Money – the most abstracted measure of value – is an impoverished measure of the multiple values at stake in academic work. Relatedly, the burgeoning use of catch phrases like 'excellence' fail to fundamentally capture this multiplicity of values. So what is the value of our academic work? And what kind of values do we enact in our every-day work practices?

Set up as a collaborative session, we will together attempt to link up our own observations and experiences with a set of theoretical and political concerns with time, with our public relevance, and with story-telling.

Required reading:

Assistant Professor Jeff Handmaker

International Institute of Social Studies (ISS)

Jeff Handmaker is Assistant Professor and Senior Lecturer at the International Institute of Social Studies (ISS). His expertise lie in (among others) civic-state interactions, in which he has trained government officials, police officers, military personnel, lawyers, NGOs and journalists. He has also advised governments, the United Nations and civil society organisations in the development sector.

Title presentation:
"Is political engagement possible in the PhD trajectory?"

There are numerous pressures faced by emerging scholars both embarking on, and seeking to complete their doctoral research. The constraints of funding PhD research and identifying a supportive supervision team are acknowledged and preoccupy the minds of those wanting to take their research aspirations to a high level.

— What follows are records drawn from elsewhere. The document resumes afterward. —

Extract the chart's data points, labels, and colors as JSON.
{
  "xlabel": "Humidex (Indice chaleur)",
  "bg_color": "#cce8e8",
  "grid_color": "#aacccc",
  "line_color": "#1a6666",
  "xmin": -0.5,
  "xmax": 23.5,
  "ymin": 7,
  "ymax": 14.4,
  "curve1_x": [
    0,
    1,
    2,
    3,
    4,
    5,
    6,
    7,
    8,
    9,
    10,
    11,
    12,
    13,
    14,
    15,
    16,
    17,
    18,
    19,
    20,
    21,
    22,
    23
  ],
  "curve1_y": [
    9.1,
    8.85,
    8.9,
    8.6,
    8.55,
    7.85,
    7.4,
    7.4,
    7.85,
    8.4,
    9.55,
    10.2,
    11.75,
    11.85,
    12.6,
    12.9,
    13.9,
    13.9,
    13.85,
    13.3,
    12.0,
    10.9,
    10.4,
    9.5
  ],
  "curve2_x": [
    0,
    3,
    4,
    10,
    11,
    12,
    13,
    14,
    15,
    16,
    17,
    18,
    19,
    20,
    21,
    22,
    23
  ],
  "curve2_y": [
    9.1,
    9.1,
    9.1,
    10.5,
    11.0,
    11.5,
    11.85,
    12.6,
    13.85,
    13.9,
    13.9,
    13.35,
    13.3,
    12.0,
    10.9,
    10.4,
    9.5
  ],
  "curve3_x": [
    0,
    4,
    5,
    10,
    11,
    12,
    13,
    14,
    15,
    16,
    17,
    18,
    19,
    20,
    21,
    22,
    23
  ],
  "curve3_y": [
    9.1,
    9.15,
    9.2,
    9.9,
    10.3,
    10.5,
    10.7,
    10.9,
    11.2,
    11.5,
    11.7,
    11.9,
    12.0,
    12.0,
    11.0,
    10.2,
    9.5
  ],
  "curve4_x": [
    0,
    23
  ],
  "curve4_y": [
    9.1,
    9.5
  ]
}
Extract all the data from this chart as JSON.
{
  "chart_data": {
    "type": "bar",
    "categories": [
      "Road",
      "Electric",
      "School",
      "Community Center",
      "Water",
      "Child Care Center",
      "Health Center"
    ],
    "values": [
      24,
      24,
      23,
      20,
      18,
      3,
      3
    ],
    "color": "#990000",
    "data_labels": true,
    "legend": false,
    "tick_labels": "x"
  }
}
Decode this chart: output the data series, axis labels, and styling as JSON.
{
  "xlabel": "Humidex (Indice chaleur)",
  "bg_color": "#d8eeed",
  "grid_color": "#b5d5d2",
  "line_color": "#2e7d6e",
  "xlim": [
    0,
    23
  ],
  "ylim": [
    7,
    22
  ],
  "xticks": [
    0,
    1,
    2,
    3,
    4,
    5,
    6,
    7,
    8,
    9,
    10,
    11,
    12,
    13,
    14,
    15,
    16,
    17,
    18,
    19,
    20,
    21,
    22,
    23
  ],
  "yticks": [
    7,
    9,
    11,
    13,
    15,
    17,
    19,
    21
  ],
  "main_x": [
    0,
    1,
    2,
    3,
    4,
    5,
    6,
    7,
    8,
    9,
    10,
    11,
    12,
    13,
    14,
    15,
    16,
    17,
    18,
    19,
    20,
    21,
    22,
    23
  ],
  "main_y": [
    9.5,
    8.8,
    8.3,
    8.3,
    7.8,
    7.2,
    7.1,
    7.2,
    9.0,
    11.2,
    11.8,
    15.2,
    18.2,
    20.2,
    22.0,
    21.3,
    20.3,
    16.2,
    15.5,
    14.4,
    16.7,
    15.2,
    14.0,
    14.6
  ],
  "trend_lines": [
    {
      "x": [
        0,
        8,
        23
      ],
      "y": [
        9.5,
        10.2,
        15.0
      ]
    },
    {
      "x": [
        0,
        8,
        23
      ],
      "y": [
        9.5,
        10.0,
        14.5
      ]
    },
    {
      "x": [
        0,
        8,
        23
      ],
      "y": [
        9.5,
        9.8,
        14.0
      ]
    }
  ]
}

However, far less acknowledged are the often hidden constraints faced by emerging scholars wanting to write on topics that are highly sensitive, coupled with widely held assumptions that those engaging in academic study should refrain from being politically engaged. Highly polarised issues such as Dutch academic connections with the Israeli-Palestinian impasse clearly reveal these constraints and challenges. Drawing on examples from this particular issue, this presentation will speak to certain challenges that academic researchers may encounter when engaging in social or political activism.

Required reading:
Handmaker, J. (forthcoming, 2015) Taking Academic Freedom Seriously: Exploring the Legal and Moral Underpinnings of BDS. The Palestine Yearbook of International Law, 17.
Available upon registration

Liesbet van Zoonen is professor of Sociology at Erasmus University Rotterdam, dean of the Erasmus Graduate School of Social Sciences and the Humanities, and holds a chair in Media and Communication at Loughborough University (UK).

Title presentation:
"On the perverse effects of the pursuit of excellence"

Required reading:
Zoonen, E.A. van (forthcoming 2015). "Pleidooi voor de middenmaat" (Eng: In praise of 'good enough'). Sociologie.
Available upon registration

Assistant Professor Erwin Dekker

Arts and Culture Studies

Erwin Dekker is Assistant Professor in cultural economics at the Department of Arts and Culture Studies of Erasmus University Rotterdam. He is regularly involved in giving policy advice to the cultural sector.

Title presentation:
"PhD candidate and lecturer: how do you balance having two jobs at the same time?"

I will reflect on my experiences as an external PhD candidate and later PhD-lecturer, as part of a group of five PhD-lecturers that started at the Erasmus School of History, Culture and Communication (ESHCC) in 2011. Special attention will be paid to the relation and tension between teaching and research and how that might help or hinder your transition to a post-doctoral position. Furthermore, I will reflect on why I wrote a monograph in a time when everybody told me to write journal articles instead.

Required reading:
Dekker, E. & Klamer, A. (forthcoming 2015) "About Doing the Right Thing as an Academic Economist". The Oxford Handbook of Professional Economic Ethics, Oxford University Press.